Romaric, fondateur d'ArtisanSmart. Il dirige ArtisanSmart, le logiciel de devis et de facturation conçu pour les artisans du bâtiment. 25 ans d'expérience commerciale B2B en dématérialisation documentaire. C'est lui qui a piloté le raccordement à la Plateforme Agréée présenté dans cet article. Une question ? contact@artisansmart.fr

En bref. L'e-reporting est la transmission à la DGFiP des données de vos transactions qui ne passent pas par la facture électronique entre professionnels. Pour un artisan du bâtiment, cela vise d'abord les chantiers réalisés chez des particuliers. L'obligation démarre le 1er septembre 2027 pour les TPE, PME et micro-entreprises. La transmission se fait par une Plateforme Agréée, à un rythme qui dépend de votre régime de TVA. La facture remise au client, elle, ne change pas. Et si votre logiciel est déjà raccordé à une plateforme, l'e-reporting se fera sans vous : c'est le cas dans ArtisanSmart, où le raccordement à la Plateforme Agréée Pennylane est inclus sans surcoût.

E-reporting : c'est quoi, en clair ?

L'e-reporting est l'obligation de transmettre à l'administration fiscale les données de vos ventes qui échappent au circuit de la facture électronique entre entreprises. Il ne s'agit pas d'une facture, mais de données : montant hors taxes, TVA, date, nature de l'opération. Pour les prestations de services s'y ajoutent les informations d'encaissement.

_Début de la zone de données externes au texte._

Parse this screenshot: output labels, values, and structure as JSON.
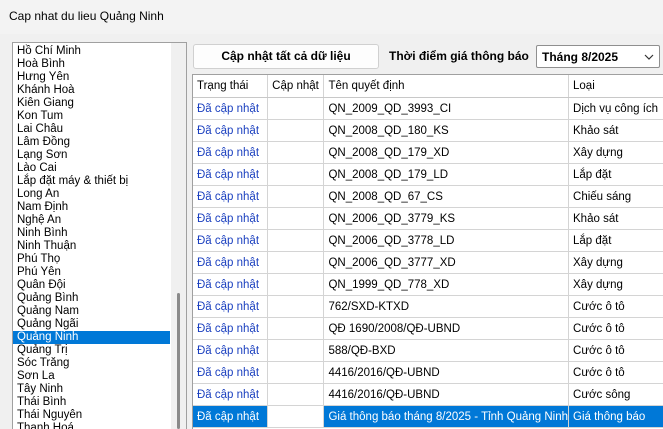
{
  "window": {
    "title": "Cap nhat du lieu Quảng Ninh"
  },
  "provinces": {
    "items": [
      "Hồ Chí Minh",
      "Hoà Bình",
      "Hưng Yên",
      "Khánh Hoà",
      "Kiên Giang",
      "Kon Tum",
      "Lai Châu",
      "Lâm Đồng",
      "Lạng Sơn",
      "Lào Cai",
      "Lắp đặt máy & thiết bị",
      "Long An",
      "Nam Định",
      "Nghệ An",
      "Ninh Bình",
      "Ninh Thuận",
      "Phú Thọ",
      "Phú Yên",
      "Quân Đội",
      "Quảng Bình",
      "Quảng Nam",
      "Quảng Ngãi",
      "Quảng Ninh",
      "Quảng Trị",
      "Sóc Trăng",
      "Sơn La",
      "Tây Ninh",
      "Thái Bình",
      "Thái Nguyên",
      "Thanh Hoá"
    ],
    "selected": "Quảng Ninh"
  },
  "toolbar": {
    "update_all_label": "Cập nhật tất cả dữ liệu",
    "time_label": "Thời điểm giá thông báo",
    "period_value": "Tháng 8/2025"
  },
  "grid": {
    "columns": [
      "Trạng thái",
      "Cập nhật",
      "Tên quyết định",
      "Loại"
    ],
    "rows": [
      {
        "status": "Đã cập nhật",
        "update": "",
        "name": "QN_2009_QD_3993_CI",
        "type": "Dịch vụ công ích"
      },
      {
        "status": "Đã cập nhật",
        "update": "",
        "name": "QN_2008_QD_180_KS",
        "type": "Khảo sát"
      },
      {
        "status": "Đã cập nhật",
        "update": "",
        "name": "QN_2008_QD_179_XD",
        "type": "Xây dựng"
      },
      {
        "status": "Đã cập nhật",
        "update": "",
        "name": "QN_2008_QD_179_LD",
        "type": "Lắp đặt"
      },
      {
        "status": "Đã cập nhật",
        "update": "",
        "name": "QN_2008_QD_67_CS",
        "type": "Chiếu sáng"
      },
      {
        "status": "Đã cập nhật",
        "update": "",
        "name": "QN_2006_QD_3779_KS",
        "type": "Khảo sát"
      },
      {
        "status": "Đã cập nhật",
        "update": "",
        "name": "QN_2006_QD_3778_LD",
        "type": "Lắp đặt"
      },
      {
        "status": "Đã cập nhật",
        "update": "",
        "name": "QN_2006_QD_3777_XD",
        "type": "Xây dựng"
      },
      {
        "status": "Đã cập nhật",
        "update": "",
        "name": "QN_1999_QD_778_XD",
        "type": "Xây dựng"
      },
      {
        "status": "Đã cập nhật",
        "update": "",
        "name": "762/SXD-KTXD",
        "type": "Cước ô tô"
      },
      {
        "status": "Đã cập nhật",
        "update": "",
        "name": "QĐ 1690/2008/QĐ-UBND",
        "type": "Cước ô tô"
      },
      {
        "status": "Đã cập nhật",
        "update": "",
        "name": "588/QĐ-BXD",
        "type": "Cước ô tô"
      },
      {
        "status": "Đã cập nhật",
        "update": "",
        "name": "4416/2016/QĐ-UBND",
        "type": "Cước ô tô"
      },
      {
        "status": "Đã cập nhật",
        "update": "",
        "name": "4416/2016/QĐ-UBND",
        "type": "Cước sông"
      },
      {
        "status": "Đã cập nhật",
        "update": "",
        "name": "Giá thông báo tháng 8/2025 - Tỉnh Quảng Ninh",
        "type": "Giá thông báo",
        "selected": true
      }
    ]
  }
}
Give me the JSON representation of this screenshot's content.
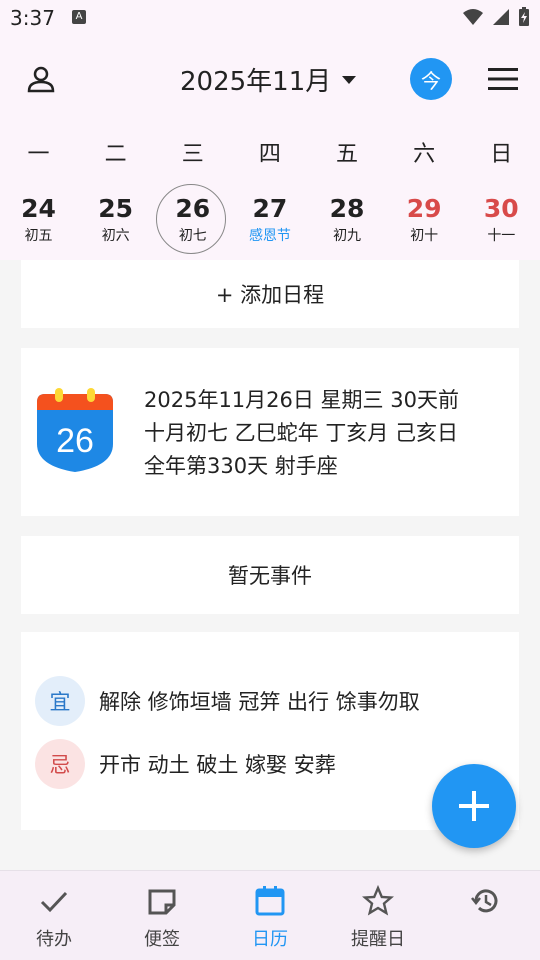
{
  "status": {
    "time": "3:37",
    "notification_badge": "A"
  },
  "header": {
    "title": "2025年11月",
    "today_label": "今"
  },
  "weekdays": [
    "一",
    "二",
    "三",
    "四",
    "五",
    "六",
    "日"
  ],
  "dates": [
    {
      "day": "24",
      "lunar": "初五"
    },
    {
      "day": "25",
      "lunar": "初六"
    },
    {
      "day": "26",
      "lunar": "初七"
    },
    {
      "day": "27",
      "lunar": "感恩节"
    },
    {
      "day": "28",
      "lunar": "初九"
    },
    {
      "day": "29",
      "lunar": "初十"
    },
    {
      "day": "30",
      "lunar": "十一"
    }
  ],
  "add_schedule_label": "+ 添加日程",
  "date_info": {
    "icon_day": "26",
    "line1": "2025年11月26日 星期三 30天前",
    "line2": "十月初七 乙巳蛇年 丁亥月 己亥日",
    "line3": "全年第330天 射手座"
  },
  "no_event_label": "暂无事件",
  "yiji": {
    "yi_label": "宜",
    "yi_text": "解除 修饰垣墙 冠笄 出行 馀事勿取",
    "ji_label": "忌",
    "ji_text": "开市 动土 破土 嫁娶 安葬"
  },
  "nav": [
    {
      "label": "待办",
      "icon": "check-icon"
    },
    {
      "label": "便签",
      "icon": "note-icon"
    },
    {
      "label": "日历",
      "icon": "calendar-icon"
    },
    {
      "label": "提醒日",
      "icon": "star-icon"
    },
    {
      "label": "",
      "icon": "history-icon"
    }
  ],
  "colors": {
    "accent": "#2196f3",
    "weekend": "#d84a4a",
    "festival": "#2196f3"
  }
}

La DGFiP découpe la réforme en trois volets, pas deux. Le premier, la facturation électronique, couvre les achats et ventes entre entreprises établies en France et assujetties à la TVA. Le deuxième, l'e-reporting de transaction, couvre les ventes aux particuliers et les opérations avec l'étranger. Le troisième, l'e-reporting de paiement, couvre les encaissements quand la TVA est exigible au paiement, ce qui est le cas courant des prestations de services.

Un artisan qui pose une véranda pour un particulier en trois acomptes est donc concerné par les volets deux et trois. Pas du tout par le premier, sur ce chantier-là.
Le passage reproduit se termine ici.